Je refuse de prendre pour vérité universelle tout ce qui est écrit dans un livre surtout que l’histoire des hommes et du monde est un vécu raconté. On ne peut la classer au même niveau d’exigence de scientificité (j’ignore si le mot existe) que les mathématiques.
Nous avons une histoire qui n’est pas encore officiellement contée dans nos salles de classes. Elle n’est pas encore acceptée officiellement comme référent ni invoquée dans notre argumentation. Elle est ce qu’elle est mais elle a le mérite d’exister avec ses vérités qu’on ne saurait contester.
Je n’ai pas les compétences pour critiquer la véracité de tout ce qu’on nous apprend sur l’histoire du Sénégal surtout qu’on me l’a enseigné dans les mêmes termes que çà l’est aujourd’hui. Elle est encore en version française et ce que j’affirme n’est pas simplement un jeu de mots.
Nous sommes les sacs à parole …
(Ré)écrire l’histoire du Sénégal est une donnée fondamentale pour le Sénégal. La commission Iba Der Thiam mettra certainement en lumière beaucoup d’éléments non encore pris en compte dans la littérature existante.
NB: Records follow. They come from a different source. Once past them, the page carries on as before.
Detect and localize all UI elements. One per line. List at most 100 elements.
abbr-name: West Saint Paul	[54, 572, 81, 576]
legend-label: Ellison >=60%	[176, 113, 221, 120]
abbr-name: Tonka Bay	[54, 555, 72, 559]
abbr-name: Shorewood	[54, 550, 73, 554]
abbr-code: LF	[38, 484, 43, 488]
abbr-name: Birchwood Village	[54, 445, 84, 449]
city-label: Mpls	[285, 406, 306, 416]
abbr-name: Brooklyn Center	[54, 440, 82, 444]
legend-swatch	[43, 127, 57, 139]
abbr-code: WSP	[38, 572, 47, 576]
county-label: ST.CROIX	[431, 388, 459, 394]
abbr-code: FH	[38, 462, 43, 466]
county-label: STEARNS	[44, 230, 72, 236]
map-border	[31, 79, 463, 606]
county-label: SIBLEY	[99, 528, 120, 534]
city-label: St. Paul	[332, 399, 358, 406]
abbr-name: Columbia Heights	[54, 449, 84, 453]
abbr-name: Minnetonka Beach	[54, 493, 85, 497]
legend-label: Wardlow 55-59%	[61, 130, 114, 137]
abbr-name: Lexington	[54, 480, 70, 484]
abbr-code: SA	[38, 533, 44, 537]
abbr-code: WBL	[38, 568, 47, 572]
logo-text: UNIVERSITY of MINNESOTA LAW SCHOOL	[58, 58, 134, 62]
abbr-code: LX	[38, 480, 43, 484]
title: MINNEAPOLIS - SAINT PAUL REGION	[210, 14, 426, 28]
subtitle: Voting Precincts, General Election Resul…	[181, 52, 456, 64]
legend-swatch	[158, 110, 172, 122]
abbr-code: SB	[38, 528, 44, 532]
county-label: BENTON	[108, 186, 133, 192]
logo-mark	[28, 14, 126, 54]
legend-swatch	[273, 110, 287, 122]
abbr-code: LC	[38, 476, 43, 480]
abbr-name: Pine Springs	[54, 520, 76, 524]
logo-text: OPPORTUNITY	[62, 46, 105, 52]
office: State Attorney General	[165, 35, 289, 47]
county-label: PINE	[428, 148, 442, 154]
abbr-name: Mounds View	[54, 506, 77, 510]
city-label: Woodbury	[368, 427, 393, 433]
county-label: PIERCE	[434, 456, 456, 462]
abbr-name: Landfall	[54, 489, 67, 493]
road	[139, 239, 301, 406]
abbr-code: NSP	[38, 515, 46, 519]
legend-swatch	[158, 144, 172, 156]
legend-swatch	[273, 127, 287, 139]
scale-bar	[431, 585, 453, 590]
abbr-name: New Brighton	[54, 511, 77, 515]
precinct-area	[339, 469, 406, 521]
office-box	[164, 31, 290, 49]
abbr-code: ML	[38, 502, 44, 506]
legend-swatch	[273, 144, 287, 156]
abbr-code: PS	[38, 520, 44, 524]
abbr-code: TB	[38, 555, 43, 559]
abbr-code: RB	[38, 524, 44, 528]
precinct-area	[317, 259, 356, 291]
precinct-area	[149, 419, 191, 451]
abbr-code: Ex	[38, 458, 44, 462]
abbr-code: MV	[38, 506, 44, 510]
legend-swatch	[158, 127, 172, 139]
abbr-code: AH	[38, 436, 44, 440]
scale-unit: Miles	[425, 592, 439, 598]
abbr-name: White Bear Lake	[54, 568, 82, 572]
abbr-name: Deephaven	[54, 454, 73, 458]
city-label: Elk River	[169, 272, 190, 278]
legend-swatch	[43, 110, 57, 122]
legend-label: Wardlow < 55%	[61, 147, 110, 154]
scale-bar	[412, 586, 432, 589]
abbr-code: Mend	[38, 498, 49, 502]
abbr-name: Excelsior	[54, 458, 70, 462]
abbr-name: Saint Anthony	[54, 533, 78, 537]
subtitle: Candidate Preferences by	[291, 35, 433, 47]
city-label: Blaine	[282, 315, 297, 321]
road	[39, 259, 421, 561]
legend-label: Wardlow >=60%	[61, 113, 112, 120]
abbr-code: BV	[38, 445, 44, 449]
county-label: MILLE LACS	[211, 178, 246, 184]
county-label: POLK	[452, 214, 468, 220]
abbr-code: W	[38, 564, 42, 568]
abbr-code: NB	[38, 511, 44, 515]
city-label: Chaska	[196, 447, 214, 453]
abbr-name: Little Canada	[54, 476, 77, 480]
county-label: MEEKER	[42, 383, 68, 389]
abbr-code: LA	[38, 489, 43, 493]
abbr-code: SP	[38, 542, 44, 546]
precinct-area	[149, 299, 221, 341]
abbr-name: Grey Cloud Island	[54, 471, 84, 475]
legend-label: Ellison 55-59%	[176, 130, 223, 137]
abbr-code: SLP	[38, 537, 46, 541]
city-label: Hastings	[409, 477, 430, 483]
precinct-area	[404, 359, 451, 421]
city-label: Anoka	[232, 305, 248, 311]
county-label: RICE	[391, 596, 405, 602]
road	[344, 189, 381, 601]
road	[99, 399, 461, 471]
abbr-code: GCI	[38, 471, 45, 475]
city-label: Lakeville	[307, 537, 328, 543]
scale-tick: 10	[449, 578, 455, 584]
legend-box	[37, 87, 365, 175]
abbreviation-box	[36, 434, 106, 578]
Elle devra cependant aller au delà de la pensée de ses rédacteurs puisque l’écriture est déjà une limite par rapport à l’oralité.
A mon sens, nous passerons à côté de quelque chose si nous voulons tout miser sur l’écriture et le livre. C’est pourquoi, il nous faut organiser cette tradition de l’oralité sans la dénaturer ni la détourner. Je ne parle pas des wayane au Grand Théâtre et plus récemment dans certains plateaux de chaines télévisées.
J’ai été subjugué par le talent et la mémoire (Machalla) de griots qui étaient sur la TFM le jour du 4 avril 2016. Ils ont tour à tour relaté au détails près, les différentes péripéties qui ont mené le Sénégal à l’indépendance, avec une aisance déconcertante. Ils sont là et ils détiennent cette richesse de notre parcours, des acteurs qui l’ont animé, des finalités et des résultats.
Notre objectif ne devrait-il pas être finalement de permettre à chaque sénégalais de se faire une idée de son passé. Il faudrait donc que ceux et celles qui tiennent des classes dans nos lycées et collèges aient l’initiative d’inviter de temps à autre, à leurs cours ces « historiens » pour un débat de génération.
Les enseignements sur l’histoire du Sénégal peuvent être de belles occasions de narrer le sacrifice de nos ancêtres ou les actions entreprises comme actions, jusqu’à ce qu’ils en jouissent aujourd’hui. Nous avions ces histoires dans nos maisons lorsque les concessions étaient fréquentées par les seniors et leurs petits-enfants. Aujourd’hui encore, les émissions de « leb » diffusées à la télé et à la radio peuvent jouer ce rôle. C’est une richesse que nous avons, que nous devons valoriser quitte à en codifier la technique de transmission.